Donate Your Body to Science! Participate in the TrainMeUpMN Study
Why is exercise (running specifically) beneficial to us as human beings? Weight management often comes to the top of mind. Yet why do some people have trouble keeping excess weight off when they are just as active as leaner friends?
We all know that running is good for us, but how exactly does it impact our metabolism? Should you run in the morning, or is running at night just as good? When it comes to what we eat, should distance runners inhale as many calories as possible, or follow a highly specialized diet?
If you’d like to help answer some of these questions, perhaps you should signup for the University of Minnesota TrainMeUpMN study.
What Is The TrainMeUpMN Study?
The University of Minnesota study looking for active, overweight subjects to see how exercise benefits metabolism as part of the TrainMeUp MN study through the Department of Medicine. Here’s part of the official release.
We are looking for active, people (Age 18-40) who run regularly (>45 minutes running, 5 days per week) and who are otherwise good health and have a BMI of 25 or greater. We are interested in how your body has adapted to exercise.
I’ve been email with Tyler Bosch, PhD at the University of Minnesota Medical School, who is running this study. He shared that study participants should expect the following if chosen.
At your first visit, we will measure your fitness by having you run on a treadmill to measure your VO2 max. At your second visit, we will draw blood, measure your body composition by using a noninvasive Dual Energy X-ray Absorptometry (DXA) machine, have you run on a treadmill at 90 minutes (speed will be tailored given your VO2 max level) and repeat the blood and body composition after the prolonged run. We are interested in how a prolonged run can change your blood and body composition.
It is a paid study, so you will be compensated for your time (and muscle fat).
Why BMI of 25+?
Last year, they conducted a similar study, but were focused on lean individuals. In this years study, they want to see if individuals with a BMI greater than 25, utilize fuel sources differently than those under that. Bosch says,
Most of the original group we recruited had a BMI in the low 20’s and percent fat between 10-20%. However, we suspect that individuals with a higher BMI and likely a higher percent fat (25-35%) may mobilize fat from non (directly) exercising tissues to working muscle (i.e. ship fat from the arms to the legs) in order to maintain energy stores.
He said sometimes, but not always, this is the 5+ hour marathoners. He went on to tell me that,
…the mechanisms behind why exercise is beneficial are still poorly understood, thus studying different “types” of individuals that exercise will provide us some more detailed insight into how the body decides how best to utilized the fuel it has available. We can utilize that information to start targeting specific changes with more sophisticated measurement techniques in populations that are at risk of dysfunctional metabolism or health issues. We know that exercise is good, but we still don’t know all the ways that it provides benefits, especially non-muscle targets.
Technically, a BMI of over 25 is considered “overweight” according to various health sources. BMI, if you didn’t know (which I did not) isn’t a direct measure of body fat, but it does strongly correlate to various metabolic and disease risks.

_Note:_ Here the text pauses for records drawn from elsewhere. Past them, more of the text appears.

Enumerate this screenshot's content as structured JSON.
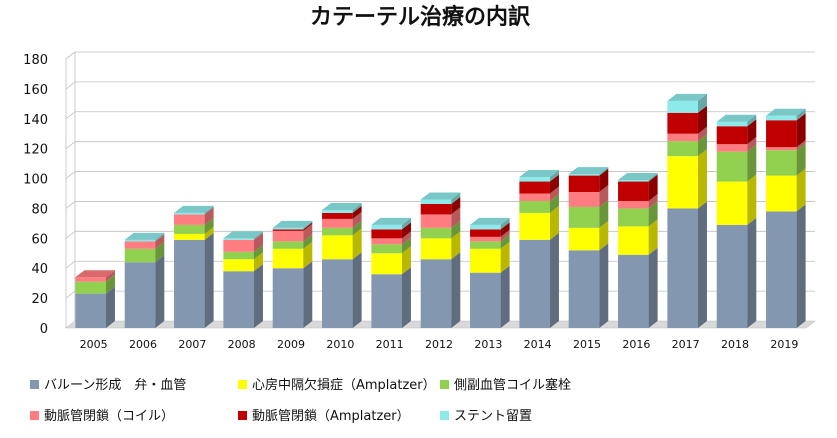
{
  "chart_data": {
    "type": "bar",
    "stacked": true,
    "title": "カテーテル治療の内訳",
    "xlabel": "",
    "ylabel": "",
    "ylim": [
      0,
      180
    ],
    "yticks": [
      0,
      20,
      40,
      60,
      80,
      100,
      120,
      140,
      160,
      180
    ],
    "grid": true,
    "legend_position": "bottom",
    "categories": [
      "2005",
      "2006",
      "2007",
      "2008",
      "2009",
      "2010",
      "2011",
      "2012",
      "2013",
      "2014",
      "2015",
      "2016",
      "2017",
      "2018",
      "2019"
    ],
    "series": [
      {
        "name": "バルーン形成　弁・血管",
        "color": "#8497B0",
        "values": [
          23,
          44,
          59,
          38,
          40,
          46,
          36,
          46,
          37,
          59,
          52,
          49,
          80,
          69,
          78
        ]
      },
      {
        "name": "心房中隔欠損症（Amplatzer）",
        "color": "#FFFF00",
        "values": [
          0,
          0,
          4,
          8,
          13,
          16,
          14,
          14,
          16,
          18,
          15,
          19,
          35,
          29,
          24
        ]
      },
      {
        "name": "側副血管コイル塞栓",
        "color": "#92D050",
        "values": [
          8,
          9,
          6,
          5,
          5,
          5,
          6,
          7,
          5,
          8,
          14,
          12,
          10,
          20,
          17
        ]
      },
      {
        "name": "動脈管閉鎖（コイル）",
        "color": "#FF7C80",
        "values": [
          3,
          5,
          7,
          8,
          7,
          6,
          4,
          9,
          3,
          5,
          10,
          5,
          5,
          5,
          2
        ]
      },
      {
        "name": "動脈管閉鎖（Amplatzer）",
        "color": "#C00000",
        "values": [
          0,
          0,
          0,
          0,
          1,
          4,
          6,
          7,
          5,
          8,
          11,
          13,
          14,
          12,
          18
        ]
      },
      {
        "name": "ステント留置",
        "color": "#8EEAEA",
        "values": [
          0,
          1,
          1,
          1,
          1,
          2,
          3,
          3,
          3,
          3,
          1,
          1,
          8,
          3,
          3
        ]
      }
    ]
  }
}
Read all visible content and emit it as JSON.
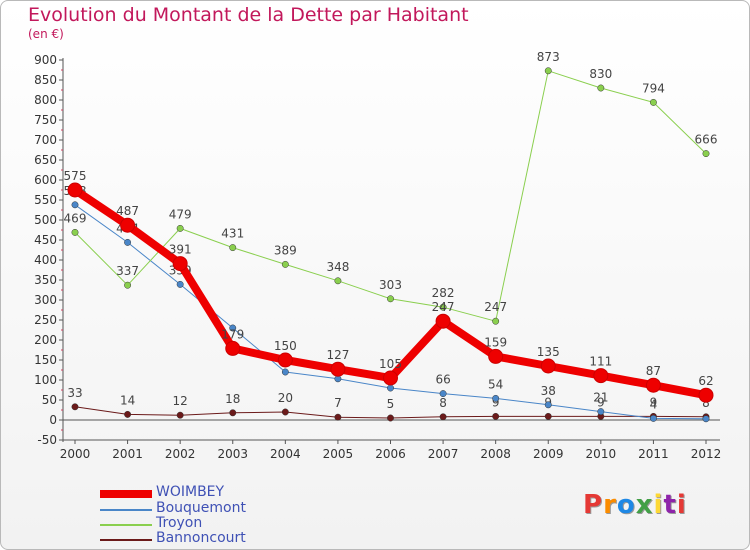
{
  "header": {
    "title": "Evolution du Montant de la Dette par Habitant",
    "unit": "(en €)"
  },
  "logo": {
    "text": "Proxiti",
    "colors": [
      "#e53935",
      "#fb8c00",
      "#1e88e5",
      "#43a047",
      "#fdd835",
      "#8e24aa",
      "#e53935"
    ]
  },
  "chart_data": {
    "type": "line",
    "x": [
      "2000",
      "2001",
      "2002",
      "2003",
      "2004",
      "2005",
      "2006",
      "2007",
      "2008",
      "2009",
      "2010",
      "2011",
      "2012"
    ],
    "ylim": [
      -50,
      900
    ],
    "yticks": [
      "-50",
      "0",
      "50",
      "100",
      "150",
      "200",
      "250",
      "300",
      "350",
      "400",
      "450",
      "500",
      "550",
      "600",
      "650",
      "700",
      "750",
      "800",
      "850",
      "900"
    ],
    "grid": false,
    "legend_position": "bottom-left",
    "series": [
      {
        "name": "Bannoncourt",
        "color": "#6b1a1a",
        "width": 1,
        "values": [
          33,
          14,
          12,
          18,
          20,
          7,
          5,
          8,
          9,
          9,
          9,
          9,
          8
        ],
        "labels": [
          "33",
          "14",
          "12",
          "18",
          "20",
          "7",
          "5",
          "8",
          "9",
          "9",
          "9",
          "9",
          "8"
        ]
      },
      {
        "name": "Bouquemont",
        "color": "#4a86c8",
        "width": 1,
        "values": [
          538,
          444,
          339,
          230,
          120,
          103,
          80,
          66,
          54,
          38,
          21,
          4,
          3
        ],
        "labels": [
          "538",
          "444",
          "339",
          "",
          "",
          "",
          "",
          "66",
          "54",
          "38",
          "21",
          "4",
          ""
        ]
      },
      {
        "name": "Troyon",
        "color": "#8acf4e",
        "width": 1,
        "values": [
          469,
          337,
          479,
          431,
          389,
          348,
          303,
          282,
          247,
          873,
          830,
          794,
          666
        ],
        "labels": [
          "469",
          "337",
          "479",
          "431",
          "389",
          "348",
          "303",
          "282",
          "247",
          "873",
          "830",
          "794",
          "666"
        ]
      },
      {
        "name": "WOIMBEY",
        "color": "#ee0000",
        "width": 8,
        "values": [
          575,
          487,
          391,
          179,
          150,
          127,
          105,
          247,
          159,
          135,
          111,
          87,
          62
        ],
        "labels": [
          "575",
          "487",
          "391",
          "179",
          "150",
          "127",
          "105",
          "247",
          "159",
          "135",
          "111",
          "87",
          "62"
        ]
      }
    ]
  },
  "legend": [
    {
      "name": "WOIMBEY",
      "color": "#ee0000",
      "text_color": "#3f51b5"
    },
    {
      "name": "Bouquemont",
      "color": "#4a86c8",
      "text_color": "#3f51b5"
    },
    {
      "name": "Troyon",
      "color": "#8acf4e",
      "text_color": "#3f51b5"
    },
    {
      "name": "Bannoncourt",
      "color": "#6b1a1a",
      "text_color": "#3f51b5"
    }
  ]
}
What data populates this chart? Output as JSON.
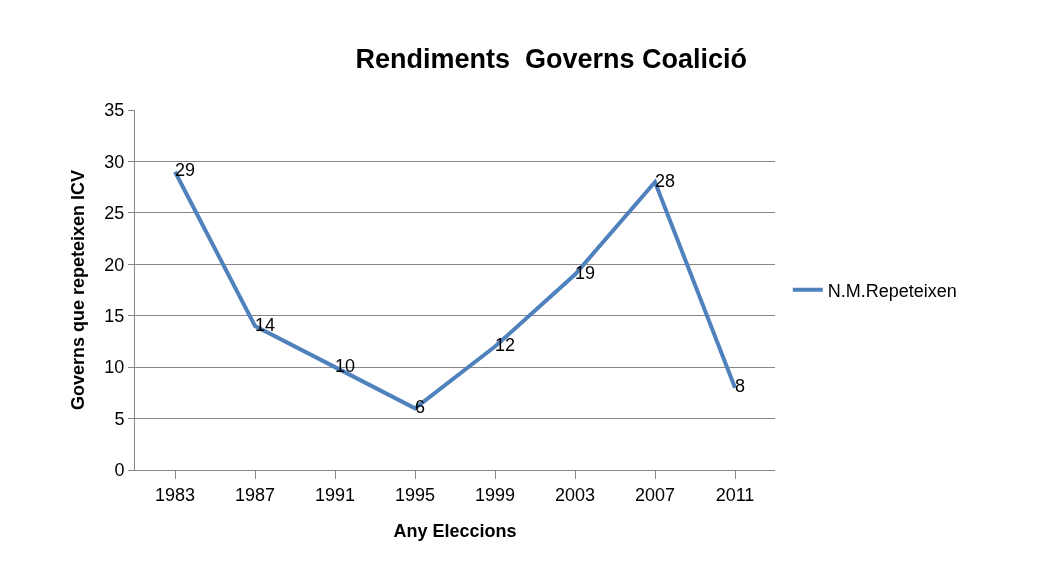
{
  "chart_data": {
    "type": "line",
    "title": "Rendiments  Governs Coalició",
    "xlabel": "Any Eleccions",
    "ylabel": "Governs que repeteixen ICV",
    "categories": [
      "1983",
      "1987",
      "1991",
      "1995",
      "1999",
      "2003",
      "2007",
      "2011"
    ],
    "series": [
      {
        "name": "N.M.Repeteixen",
        "color": "#4f81bd",
        "values": [
          29,
          14,
          10,
          6,
          12,
          19,
          28,
          8
        ]
      }
    ],
    "ylim": [
      0,
      35
    ],
    "yticks": [
      0,
      5,
      10,
      15,
      20,
      25,
      30,
      35
    ],
    "grid": "y",
    "legend": "right",
    "data_labels": true,
    "marker": "none",
    "line_style": "solid"
  }
}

BMI is a number based on your weight and height. In general, the higher the number, the more body fat a person has. BMI is often used as a screening tool to decide if your weight might be putting you at risk for health problems such as heart disease, diabetes, and cancer.
I had no idea what my current BMI was, so here’s how I figured it out, and how you can to.
Take your weight in kilograms divided by the square of height in meters… or use this handy calculator.
- Weight = 73.9kg
- Height (squared) = 3.35m
- BMI = 22.1
According to the table from the CDC, I am in the “normal” category. Here’s the table:
- < 18.5 – underweight
- 18.5 – 24.9 – normal/healthy weight
- 25.0 – 29.9 – overweight
- 30.0+ – obese
I remember doing this as part of a “physical wellness” course my freshman year in college. One guy on my floor, a linebacker on the football team, was technically “obese.” Myself, along with most of my teammates on the cross country team we’re borderline underweight. My point is, don’t be offended if you fall somewhere on this scale that seems way off of what you think you are. Then again, it does correlate to various disease risks.
Let’s help them out so we can better understand what makes us tick and, ultimately, make us stronger runners.